According to the survey, in 2013 more than 25 million people earned less than $10.10 an hour, which amounts to an annual salary of roughly $21,000. That’s nearly eight times the number of Americans who work for the current minimum wage of $7.25 an hour or less. Low-wage workers tend to be older than their minimum-wage counterparts: Nearly 60 percent, or 15 million Americans, of this group is 25 years old or older compared to about half of minimum-wage workers.
So these aren't teenagers, and Republicans are ignorant. Shocking, I know.

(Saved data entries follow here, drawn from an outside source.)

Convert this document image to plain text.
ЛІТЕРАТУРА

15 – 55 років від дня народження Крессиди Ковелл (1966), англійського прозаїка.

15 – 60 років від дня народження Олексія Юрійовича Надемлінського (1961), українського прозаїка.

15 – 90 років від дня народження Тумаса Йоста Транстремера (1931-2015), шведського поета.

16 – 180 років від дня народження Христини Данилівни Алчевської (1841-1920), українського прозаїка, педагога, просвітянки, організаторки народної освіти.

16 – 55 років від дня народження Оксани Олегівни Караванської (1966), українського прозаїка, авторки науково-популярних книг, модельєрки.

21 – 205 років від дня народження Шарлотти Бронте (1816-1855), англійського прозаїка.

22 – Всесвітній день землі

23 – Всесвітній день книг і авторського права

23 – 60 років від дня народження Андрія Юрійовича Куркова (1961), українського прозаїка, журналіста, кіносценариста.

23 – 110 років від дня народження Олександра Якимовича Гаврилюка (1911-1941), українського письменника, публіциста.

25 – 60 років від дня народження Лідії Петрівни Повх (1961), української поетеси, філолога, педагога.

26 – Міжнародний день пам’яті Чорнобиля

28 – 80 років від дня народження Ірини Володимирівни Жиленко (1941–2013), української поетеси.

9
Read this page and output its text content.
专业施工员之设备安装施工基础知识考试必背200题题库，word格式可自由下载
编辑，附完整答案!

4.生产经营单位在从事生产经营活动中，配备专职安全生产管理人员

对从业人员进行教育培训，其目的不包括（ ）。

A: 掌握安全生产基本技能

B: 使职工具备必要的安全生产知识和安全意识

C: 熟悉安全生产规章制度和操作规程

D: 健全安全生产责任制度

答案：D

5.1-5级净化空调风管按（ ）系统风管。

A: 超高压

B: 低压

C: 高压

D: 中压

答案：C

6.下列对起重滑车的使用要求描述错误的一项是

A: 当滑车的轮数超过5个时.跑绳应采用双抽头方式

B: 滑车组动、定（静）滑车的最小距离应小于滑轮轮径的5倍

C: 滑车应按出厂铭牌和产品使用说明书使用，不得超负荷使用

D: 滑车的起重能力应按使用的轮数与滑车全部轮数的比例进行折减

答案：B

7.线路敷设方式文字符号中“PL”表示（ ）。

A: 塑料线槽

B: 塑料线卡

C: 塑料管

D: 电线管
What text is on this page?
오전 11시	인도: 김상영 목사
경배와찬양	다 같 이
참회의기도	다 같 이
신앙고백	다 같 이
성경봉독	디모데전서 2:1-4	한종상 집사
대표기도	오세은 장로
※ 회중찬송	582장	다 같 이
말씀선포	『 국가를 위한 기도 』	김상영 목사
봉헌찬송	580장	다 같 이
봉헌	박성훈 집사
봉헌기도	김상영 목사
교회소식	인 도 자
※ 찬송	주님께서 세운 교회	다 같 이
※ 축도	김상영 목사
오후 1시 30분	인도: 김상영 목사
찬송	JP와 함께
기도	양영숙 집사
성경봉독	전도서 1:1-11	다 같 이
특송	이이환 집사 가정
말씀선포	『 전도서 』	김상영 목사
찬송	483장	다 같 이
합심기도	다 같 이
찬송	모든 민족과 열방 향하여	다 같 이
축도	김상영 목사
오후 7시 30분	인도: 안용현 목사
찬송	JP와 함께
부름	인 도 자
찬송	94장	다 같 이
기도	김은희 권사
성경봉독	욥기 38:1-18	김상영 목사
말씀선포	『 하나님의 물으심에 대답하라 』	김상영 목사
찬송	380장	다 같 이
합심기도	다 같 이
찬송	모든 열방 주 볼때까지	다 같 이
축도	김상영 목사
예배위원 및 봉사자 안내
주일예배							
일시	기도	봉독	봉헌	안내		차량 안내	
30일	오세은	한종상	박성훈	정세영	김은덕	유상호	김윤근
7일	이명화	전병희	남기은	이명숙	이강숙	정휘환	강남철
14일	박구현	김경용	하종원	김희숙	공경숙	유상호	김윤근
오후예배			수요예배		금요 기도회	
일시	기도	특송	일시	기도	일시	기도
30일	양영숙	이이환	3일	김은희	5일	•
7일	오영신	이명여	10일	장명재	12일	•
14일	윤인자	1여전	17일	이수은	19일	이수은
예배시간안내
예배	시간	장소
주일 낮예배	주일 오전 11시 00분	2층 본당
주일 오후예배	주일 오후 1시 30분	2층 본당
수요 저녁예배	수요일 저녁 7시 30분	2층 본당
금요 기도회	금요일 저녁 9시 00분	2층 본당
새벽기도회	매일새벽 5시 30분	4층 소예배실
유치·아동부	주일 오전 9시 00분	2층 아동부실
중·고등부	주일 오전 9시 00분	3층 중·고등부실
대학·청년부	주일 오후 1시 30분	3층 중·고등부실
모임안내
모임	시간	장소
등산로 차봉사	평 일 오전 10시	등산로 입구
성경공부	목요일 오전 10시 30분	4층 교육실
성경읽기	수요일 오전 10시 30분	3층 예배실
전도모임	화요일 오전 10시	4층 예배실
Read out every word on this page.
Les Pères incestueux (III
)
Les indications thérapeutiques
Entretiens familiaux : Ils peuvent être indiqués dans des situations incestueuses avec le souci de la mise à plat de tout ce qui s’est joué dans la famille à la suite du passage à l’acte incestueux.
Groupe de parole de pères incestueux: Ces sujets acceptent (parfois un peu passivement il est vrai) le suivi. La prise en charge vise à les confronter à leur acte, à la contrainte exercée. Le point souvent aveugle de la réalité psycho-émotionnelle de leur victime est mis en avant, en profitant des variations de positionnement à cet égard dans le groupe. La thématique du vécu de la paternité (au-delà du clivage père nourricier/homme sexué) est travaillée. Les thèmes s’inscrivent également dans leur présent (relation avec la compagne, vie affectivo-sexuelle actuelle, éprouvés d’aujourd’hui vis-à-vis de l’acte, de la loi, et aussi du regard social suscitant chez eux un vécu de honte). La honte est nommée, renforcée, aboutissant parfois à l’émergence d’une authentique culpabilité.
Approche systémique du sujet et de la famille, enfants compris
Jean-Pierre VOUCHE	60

What we really want to know, however, isn’t how old these workers are — it’s how many of them are trying to support themselves and their families on these wages. To estimate that number, we first need to define what we mean by “supporting themselves.” We’ll start by eliminating both teenagers and retirees from our count, limiting ourselves to people between the ages of 20 and 64. A substantial — and increasing — number of young adults are living with their parents, so we’ll also exclude anyone under 30 whose parent is in the same household. A trickier question is how to handle multiple-earner households; we’ll include anyone who is unmarried, whose spouse is absent or doesn’t work, or whose spouse is also a low-wage worker.
Which all seems like a pretty good set of criteria.
Based on that definition, there were 13 million Americans, out of the 25 million low-wage earners, who were trying to support themselves on less than $10.10 per hour in 2013. Some 4.5 million of them were also raising children.
More than half of people earning under $10.10 an hour are trying to live on that wage.
In other words, when Bush became President and took a giant crap on the economy, the percentage of people trying to live on the equivalent of $10.10 an hour or less in 2013 dollars went from 37% in 2001 to 51% in 2009. It's still about 52% today.
That's what his "compassionate conservatism" and wasting trillions in Iraq and Afghanistan did.